Getting to scale: the Entrepreneurs curse

As Kim and I spend the week noodling on our 3 year strategic plan (more golf, less work??) this just in from John Hamm, from my local Sydney paper. A great read for entrepreneurs. The short version is here:

One of my favourite articles on the topic was by the academic John
Hamm in the Harvard Business Review earlier this decade. His
classic piece, “Why entrepreneurs don’t scale” should be mandatory
reading for business owners. A friend recounted his own inability to
scale the other day, and said he ticked each of the four boxes that Hamm
says stop entrepreneurs scaling. They are:

Loyalty to comrades: the excessively loyal
founding entrepreneur is the growing organisation’s worst enemy because
they will not make the tough staffing decisions.

Task orientation: the entrepreneur is the
organisation’s weight-lifter – brilliant at executing short-term
projects, but lacking in long-term strategic ability.

Single-mindedness: the entrepreneur is too
insulated and does not communicate well enough with staff or accept
opinions different to their own.

Working in isolation: The brilliant, isolated
entrepreneur struggles to present his venture to the world. They don’t
enjoy leading the sales effort or being their enterprise’s public face.

I’ve got my own thoughts about why so many entrepreneurs don’t scale:

Scale tales: Business plans are full of material
about where a venture can grow, which is all exciting, though rarely
happens. Hardly any business plans I read have detailed information on
how scaling can be achieved. They are too light on execution.

Poor systems: Strong systems and structures
provide the foundation to scale ventures. They make it easier for
entrepreneurs to work on, rather than in, the business. Too many
entrepreneurs chase growth first and worry about systems later.

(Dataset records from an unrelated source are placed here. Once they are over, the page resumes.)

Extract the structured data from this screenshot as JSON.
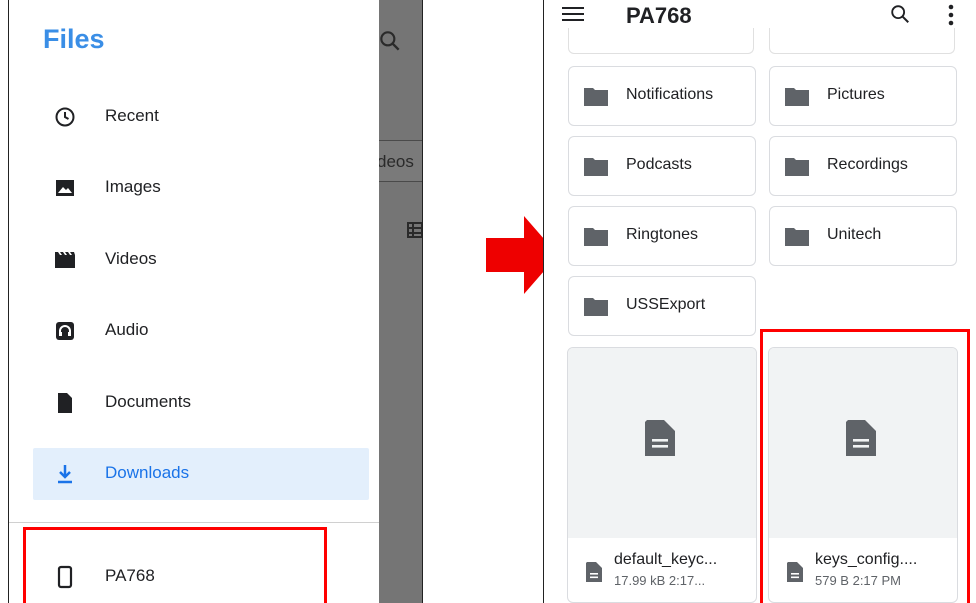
{
  "left_panel": {
    "drawer_title": "Files",
    "background": {
      "search_icon": "search-icon",
      "chip_label": "deos",
      "grid_icon": "grid-view-icon"
    },
    "nav_items": [
      {
        "label": "Recent",
        "icon": "clock-icon",
        "active": false
      },
      {
        "label": "Images",
        "icon": "image-icon",
        "active": false
      },
      {
        "label": "Videos",
        "icon": "film-icon",
        "active": false
      },
      {
        "label": "Audio",
        "icon": "headphones-icon",
        "active": false
      },
      {
        "label": "Documents",
        "icon": "document-icon",
        "active": false
      },
      {
        "label": "Downloads",
        "icon": "download-icon",
        "active": true
      }
    ],
    "device_item": {
      "label": "PA768",
      "icon": "phone-icon"
    }
  },
  "right_panel": {
    "title": "PA768",
    "menu_icon": "menu-icon",
    "search_icon": "search-icon",
    "more_icon": "more-vert-icon",
    "folders": [
      {
        "name": "Notifications"
      },
      {
        "name": "Pictures"
      },
      {
        "name": "Podcasts"
      },
      {
        "name": "Recordings"
      },
      {
        "name": "Ringtones"
      },
      {
        "name": "Unitech"
      },
      {
        "name": "USSExport"
      }
    ],
    "files": [
      {
        "name": "default_keyc...",
        "meta": "17.99 kB 2:17..."
      },
      {
        "name": "keys_config....",
        "meta": "579 B 2:17 PM"
      }
    ]
  },
  "colors": {
    "accent": "#3a8ee6",
    "active_bg": "#e3effc",
    "highlight": "#ff0000",
    "arrow": "#ee0000",
    "scrim": "#757575"
  }
}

Lack of self-understanding: Some entrepreneurs
love repeating their business idea everywhere possible and stick close
to their core product. Others find running a large organisation, with
more staff and bureaucracy, stifling. It feels like a job. They can’t
make the transition from entrepreneur to chief executive, or don’t want
to. They should have sold their business to a large player as it took
off, and moved to their next start-up.

Capital: Some entrepreneurs wait too long to
access capital. Being well-capitalised at the start, even if it means
giving up more equity, can be advantageous for businesses that want to
scale. Sometimes you have to let go of equity to get a smaller piece of a
much bigger pie.

Relationships: If want to scale a venture rapidly
you need a business partner on the same page, an understanding life
partner, and a willingness for a different work/life balance.